Efectivamente, tal cual viene describiendo MDZ desde hace meses, la situación en esta localidad del Oeste del Gran Buenos Aires, determina un antes y un después no sólo en la relación de Zabaleta con La Cámpora, sino que será el territorio elegido para dejar en claro cómo sigue la dinámica entre los históricos peronistas y los seguidores de Máximo Kirchner.
Cuando el ex ministro de Desarrollo Social empezó a negociar su vuelta al distrito tras penar inclusive con su amigo Alberto Fernández, parece que nadie le creyó. Sino, es inentendible que la situación haya llegado hasta este extremo en el que ni Selci pudo recuperar la presidencia del Concejo Deliberante local. Seiscientos empleados contratados durante su gestión fueron puestos a revisión de tareas por sus respectivos directores y secretarios, les bajaron sus remuneraciones a lo que establecía un simple mensualizado sin tareas y perdieron el manejo de cuatro áreas claves, entre ellas Contaduría, Tesorería, Obras Públicas y Hacienda.

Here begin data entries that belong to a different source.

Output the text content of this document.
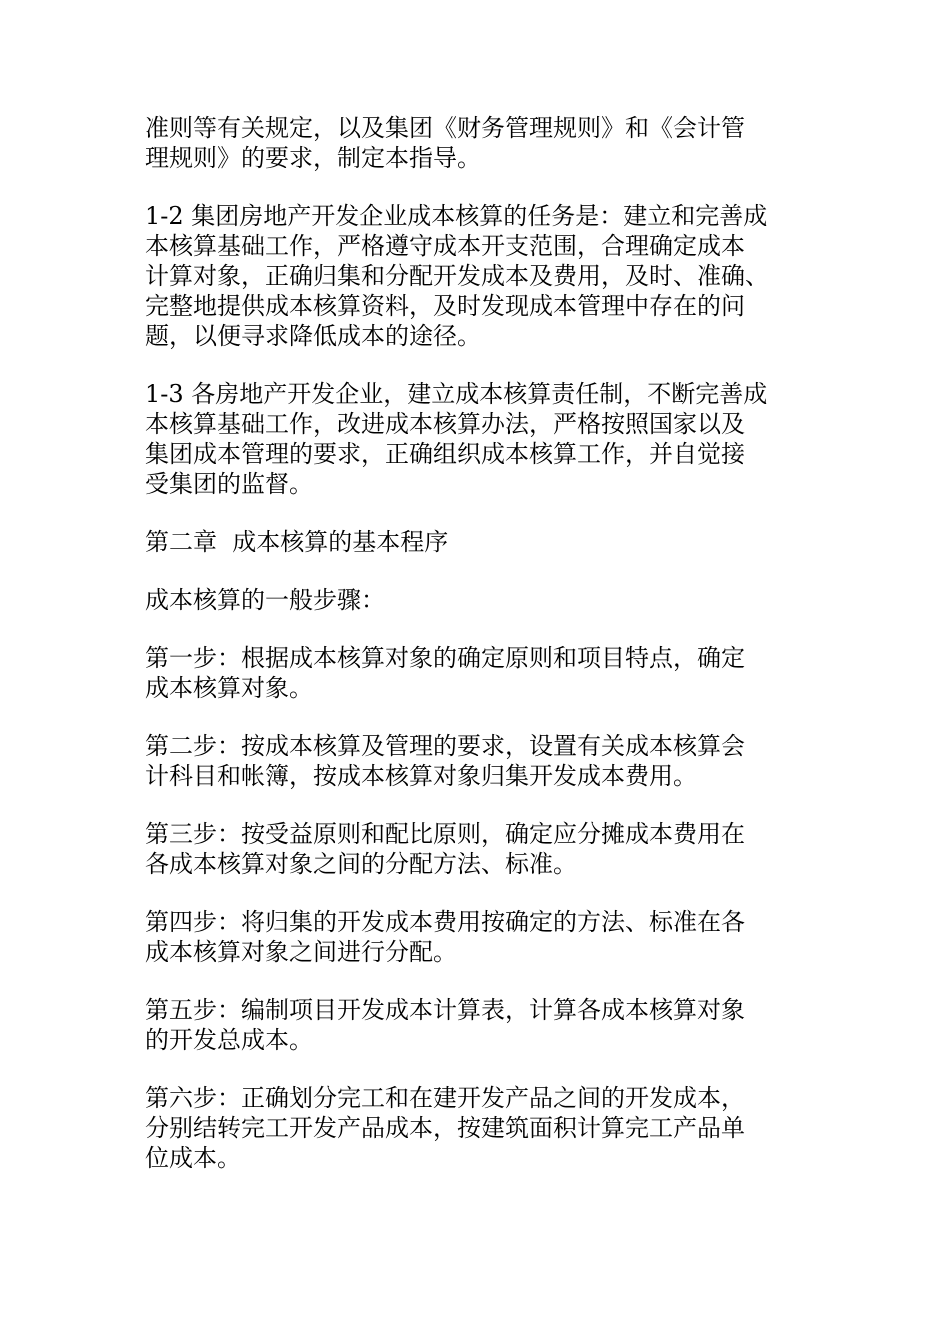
准则等有关规定，以及集团《财务管理规则》和《会计管
理规则》的要求，制定本指导。
1-2 集团房地产开发企业成本核算的任务是：建立和完善成
本核算基础工作，严格遵守成本开支范围，合理确定成本
计算对象，正确归集和分配开发成本及费用，及时、准确、
完整地提供成本核算资料，及时发现成本管理中存在的问
题，以便寻求降低成本的途径。
1-3 各房地产开发企业，建立成本核算责任制，不断完善成
本核算基础工作，改进成本核算办法，严格按照国家以及
集团成本管理的要求，正确组织成本核算工作，并自觉接
受集团的监督。
第二章  成本核算的基本程序
成本核算的一般步骤：
第一步：根据成本核算对象的确定原则和项目特点，确定
成本核算对象。
第二步：按成本核算及管理的要求，设置有关成本核算会
计科目和帐簿，按成本核算对象归集开发成本费用。
第三步：按受益原则和配比原则，确定应分摊成本费用在
各成本核算对象之间的分配方法、标准。
第四步：将归集的开发成本费用按确定的方法、标准在各
成本核算对象之间进行分配。
第五步：编制项目开发成本计算表，计算各成本核算对象
的开发总成本。
第六步：正确划分完工和在建开发产品之间的开发成本，
分别结转完工开发产品成本，按建筑面积计算完工产品单
位成本。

En "solidaridad" con los cuatro secretarios dados de baja y reemplazados por gente de extrema confianza de Zabaleta, Rodríguez y Selci le exigieron a los otros directores y secretarios que podían seguir en funciones que se fueran de sus cargos. Algunos de ellos negociaron hasta entrada la tarde del martes para ver cómo lo hacían e inclusive, uno de ellos, le deslizó a un viejo conocido que sigue trabajando con el intendente que "no siga con la purga... Pedile si podemos volver a hablar en unos meses", según pudo saber MDZ directamente de uno de los referentes peronistas que tuvo una alianza con La Cámpora local.
Como siempre sucede, cada funcionario o concejal llega con un listado de pedidos, entre ellos, personas con capacidad administrativa u operativa que termina siendo "premiada" con un lugar en el listado municipal o provincial. En el caso de Hurlingham, los "renunciados" tenían a más de uno que el municipio le significaba su único ingreso y que pone en riesgo su sustento futuro.
Es por eso que, al no soportar el pedido de ayuda directa por haber perdido el empleo, hasta el dirigente supuestamente enojado empieza a revisar su postura. Seguramente, continuará.